New nuclear construction will almost certainly be required if the UK is to meet its emissions target. But active government involvement will be essential to establish the regulatory and financial frameworks needed to enable it to proceed, the group said. The cost of disposing nuclear waste and decommissioning nuclear plants in particular must be addressed by government policy.

International collaboration on standards and design approvals also would smooth planning, contributing worldwide experience.

The planned retirement dates of existing nuclear plants mean that a decision about whether to replace them with new nuclear construction must be taken soon.
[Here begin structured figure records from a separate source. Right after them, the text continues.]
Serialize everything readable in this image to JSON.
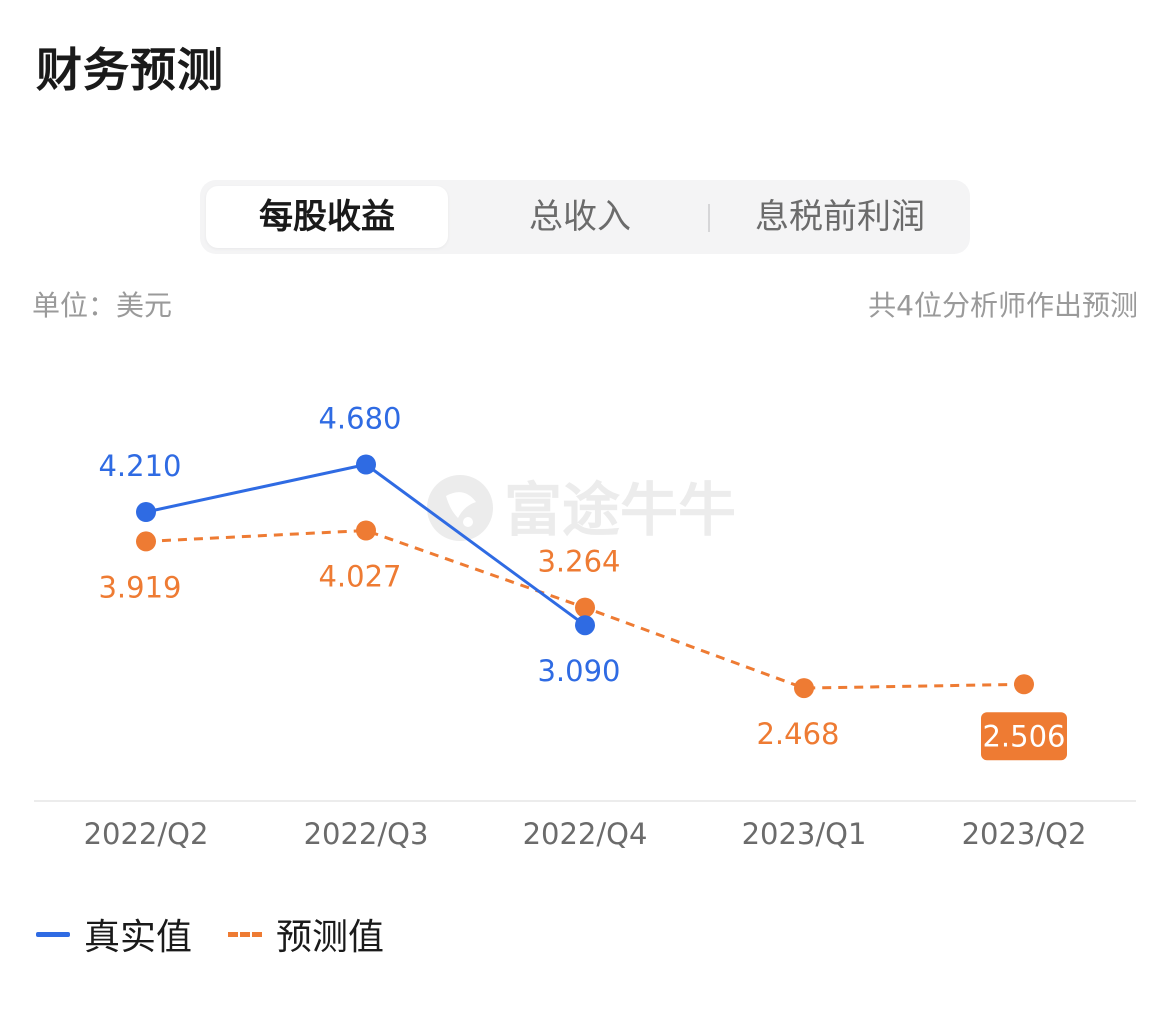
{
  "title": "财务预测",
  "tabs": [
    {
      "label": "每股收益",
      "active": true
    },
    {
      "label": "总收入",
      "active": false
    },
    {
      "label": "息税前利润",
      "active": false
    }
  ],
  "unit_label": "单位：美元",
  "analyst_count_label": "共4位分析师作出预测",
  "watermark": "富途牛牛",
  "legend": {
    "actual_label": "真实值",
    "forecast_label": "预测值"
  },
  "colors": {
    "actual": "#2f6be3",
    "forecast": "#ee7b33",
    "axis": "#ececec",
    "tick": "#6b6b6b",
    "watermark": "#ececec"
  },
  "chart_data": {
    "type": "line",
    "categories": [
      "2022/Q2",
      "2022/Q3",
      "2022/Q4",
      "2023/Q1",
      "2023/Q2"
    ],
    "series": [
      {
        "name": "真实值",
        "values": [
          4.21,
          4.68,
          3.09,
          null,
          null
        ],
        "labels": [
          "4.210",
          "4.680",
          "3.090",
          "",
          ""
        ],
        "style": "solid"
      },
      {
        "name": "预测值",
        "values": [
          3.919,
          4.027,
          3.264,
          2.468,
          2.506
        ],
        "labels": [
          "3.919",
          "4.027",
          "3.264",
          "2.468",
          "2.506"
        ],
        "style": "dashed",
        "highlight_last": true
      }
    ],
    "xlabel": "",
    "ylabel": "",
    "grid": false,
    "legend_position": "bottom-left"
  }
}
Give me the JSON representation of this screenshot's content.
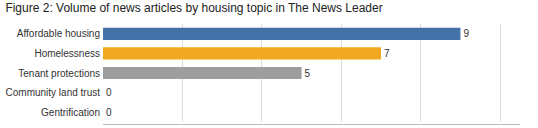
{
  "chart_data": {
    "type": "bar",
    "orientation": "horizontal",
    "title": "Figure 2: Volume of news articles by housing topic in The News Leader",
    "categories": [
      "Affordable housing",
      "Homelessness",
      "Tenant protections",
      "Community land trust",
      "Gentrification"
    ],
    "values": [
      9,
      7,
      5,
      0,
      0
    ],
    "colors": [
      "#4472a8",
      "#f0a820",
      "#9e9e9e",
      "#9e9e9e",
      "#9e9e9e"
    ],
    "xlim": [
      0,
      10.5
    ],
    "xticks": [
      0,
      2,
      4,
      6,
      8,
      10
    ],
    "grid": true,
    "data_labels": true,
    "tick_labels": "y"
  }
}
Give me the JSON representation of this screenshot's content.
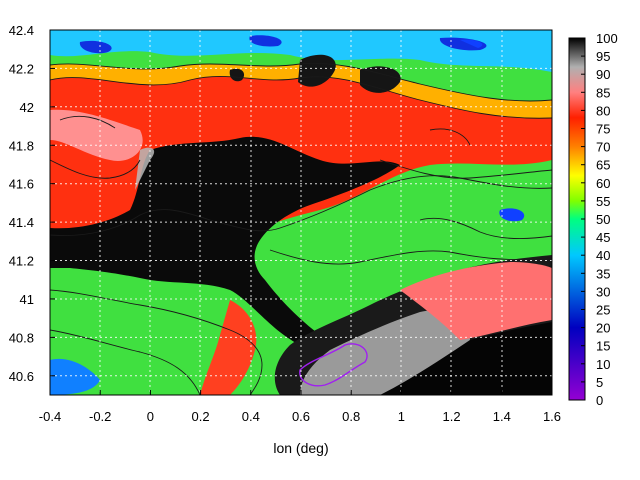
{
  "chart_data": {
    "type": "heatmap",
    "title": "",
    "xlabel": "lon (deg)",
    "ylabel": "",
    "xlim": [
      -0.4,
      1.6
    ],
    "ylim": [
      40.5,
      42.4
    ],
    "x_ticks": [
      "-0.4",
      "-0.2",
      "0",
      "0.2",
      "0.4",
      "0.6",
      "0.8",
      "1",
      "1.2",
      "1.4",
      "1.6"
    ],
    "y_ticks": [
      "40.6",
      "40.8",
      "41",
      "41.2",
      "41.4",
      "41.6",
      "41.8",
      "42",
      "42.2",
      "42.4"
    ],
    "colorbar": {
      "min": 0,
      "max": 100,
      "ticks": [
        "0",
        "5",
        "10",
        "15",
        "20",
        "25",
        "30",
        "35",
        "40",
        "45",
        "50",
        "55",
        "60",
        "65",
        "70",
        "75",
        "80",
        "85",
        "90",
        "95",
        "100"
      ],
      "stops": [
        {
          "value": 0,
          "color": "#9400d3"
        },
        {
          "value": 20,
          "color": "#0000c0"
        },
        {
          "value": 40,
          "color": "#00c8ff"
        },
        {
          "value": 50,
          "color": "#00ff80"
        },
        {
          "value": 55,
          "color": "#80ff00"
        },
        {
          "value": 62,
          "color": "#ffff00"
        },
        {
          "value": 70,
          "color": "#ff8000"
        },
        {
          "value": 78,
          "color": "#ff2000"
        },
        {
          "value": 85,
          "color": "#ff8080"
        },
        {
          "value": 100,
          "color": "#000000"
        }
      ]
    },
    "grid": true
  }
}
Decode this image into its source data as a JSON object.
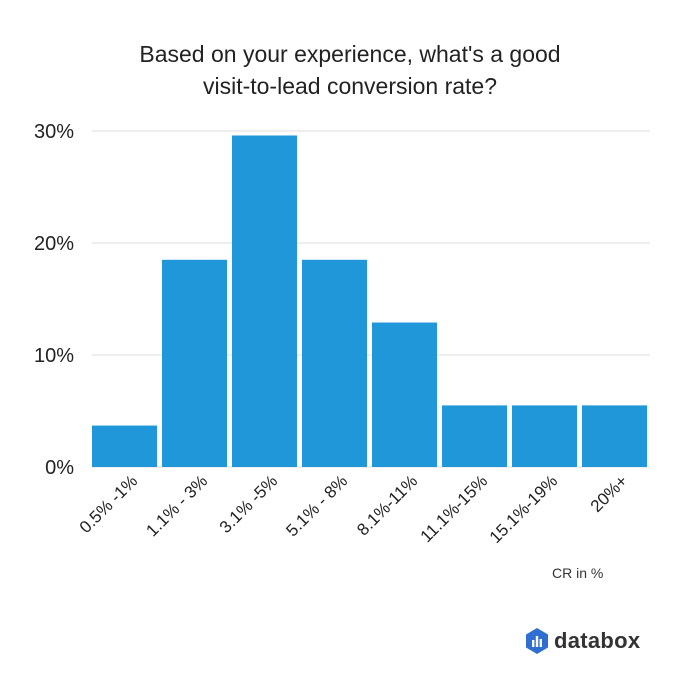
{
  "chart_data": {
    "type": "bar",
    "title": "Based on your experience, what's a good visit-to-lead conversion rate?",
    "title_lines": [
      "Based on your experience, what's a good",
      "visit-to-lead conversion rate?"
    ],
    "xlabel": "CR in %",
    "ylabel": "",
    "categories": [
      "0.5% -1%",
      "1.1% - 3%",
      "3.1% -5%",
      "5.1% - 8%",
      "8.1%-11%",
      "11.1%-15%",
      "15.1%-19%",
      "20%+"
    ],
    "values": [
      3.7,
      18.5,
      29.6,
      18.5,
      12.9,
      5.5,
      5.5,
      5.5
    ],
    "ylim": [
      0,
      30
    ],
    "yticks": [
      0,
      10,
      20,
      30
    ],
    "ytick_labels": [
      "0%",
      "10%",
      "20%",
      "30%"
    ],
    "grid": true,
    "bar_color": "#1f97d8"
  },
  "brand": {
    "name": "databox",
    "color": "#2f6fd0"
  }
}
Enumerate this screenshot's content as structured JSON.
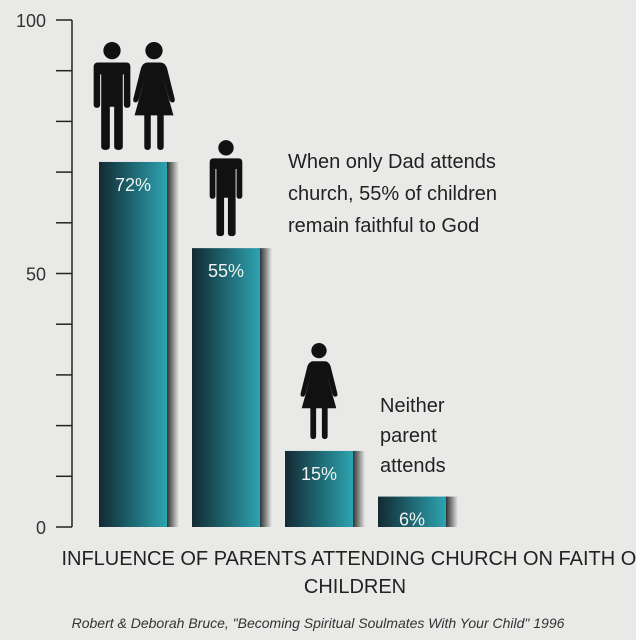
{
  "chart_data": {
    "type": "bar",
    "categories": [
      "Both parents attend",
      "Only Dad attends",
      "Only Mom attends",
      "Neither parent attends"
    ],
    "values": [
      72,
      55,
      15,
      6
    ],
    "value_labels": [
      "72%",
      "55%",
      "15%",
      "6%"
    ],
    "ylim": [
      0,
      100
    ],
    "y_ticks_labeled": [
      0,
      50,
      100
    ],
    "y_tick_labels": [
      "0",
      "50",
      "100"
    ],
    "y_minor_tick_step": 10,
    "bar_color_dark": "#16323c",
    "bar_color_light": "#2a97a4",
    "title": "INFLUENCE OF PARENTS ATTENDING CHURCH ON FAITH OF CHILDREN",
    "annotations": {
      "dad": "When only Dad attends church, 55% of children remain faithful to God",
      "neither": "Neither parent attends"
    },
    "source": "Robert & Deborah Bruce, \"Becoming Spiritual Soulmates With Your Child\" 1996",
    "icons": [
      "man-and-woman-icon",
      "man-icon",
      "woman-icon",
      "none"
    ]
  }
}
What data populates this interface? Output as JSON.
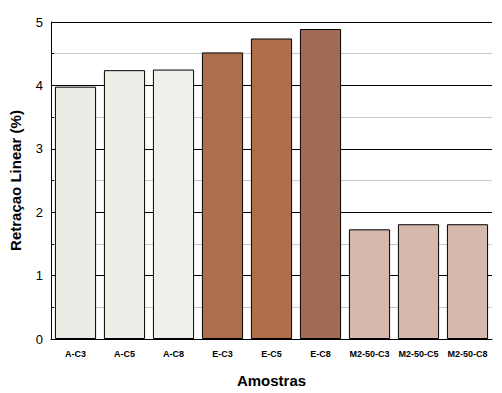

Because the world design and supply capacities for nuclear power plants are limited, an early policy decision that translated into early orders would help the UK avoid potential future supply bottlenecks.

Public confidence in any decision is critical, and an open and transparent decision and consultation process is essential in this case.

Large-scale renewables, specifically wind, bioenergy, and some marine energies, potentially could meet 15% of current UK demand by 2020, rising to 35-40% by 2050, if the newer technologies could be successfully developed and deployed, the report revealed.

Incentives for development and demand remain necessary, however, and the government would have to improve current measures.

Development would require maintaining and reinforcing government incentives covering both the generation technologies and substantive changes in energy usage and supply systems, particularly changes to electricity networks. These include the use of local electricity grids for power-sharing and the more-efficient energy design of buildings and processes.

Further cost reductions are probable, but not to the historically low levels of fossil fuels.

Public engagement
Future approaches must provide clear, consistent incentives that identify with and engage the public and business. The public's engagement has been poor to date, and the government's attempts to develop it have failed to recognize the way individuals interact with the energy system. And real action for industry has arisen only when appropriate incentives, such as carbon trading, are in place.

The conference focused on two elements for energy-balance improvement: increasing energy-use efficiency and methods for reducing energy demand.

These encourage process changes leading to more-efficient onsite energy generation and usage. However, clear and consistent incentive schemes are still needed to encourage the wider adoption of such measures.

Wider application of existing energy efficiency technologies should be given the same priority as research and development in new technology, the group said. These include wider use of small-scale combined heat and power, or local renewable technologies such as wind in domestic and commercial premises, coupled with the improved energy efficiencies to be gained through improved building standards and wider adoption of low-energy devices.

Demand reduction
Demand reduction will be as important as technology generation, requiring both behavioral changes and technological advances.

Changing the behavior of individuals and UK small businesses will require active government promotion, support, and fiscal incentives to reward real improvements in energy use and local renewable generation.

More-demanding requirements for the energy performance of buildings and equipment should be put in place, coupled with improved information to consumers, including more-detailed information on energy bills. Greater efforts should also be made to provide advice—possibly through the Energy Savings Trust—on how to reduce consumption.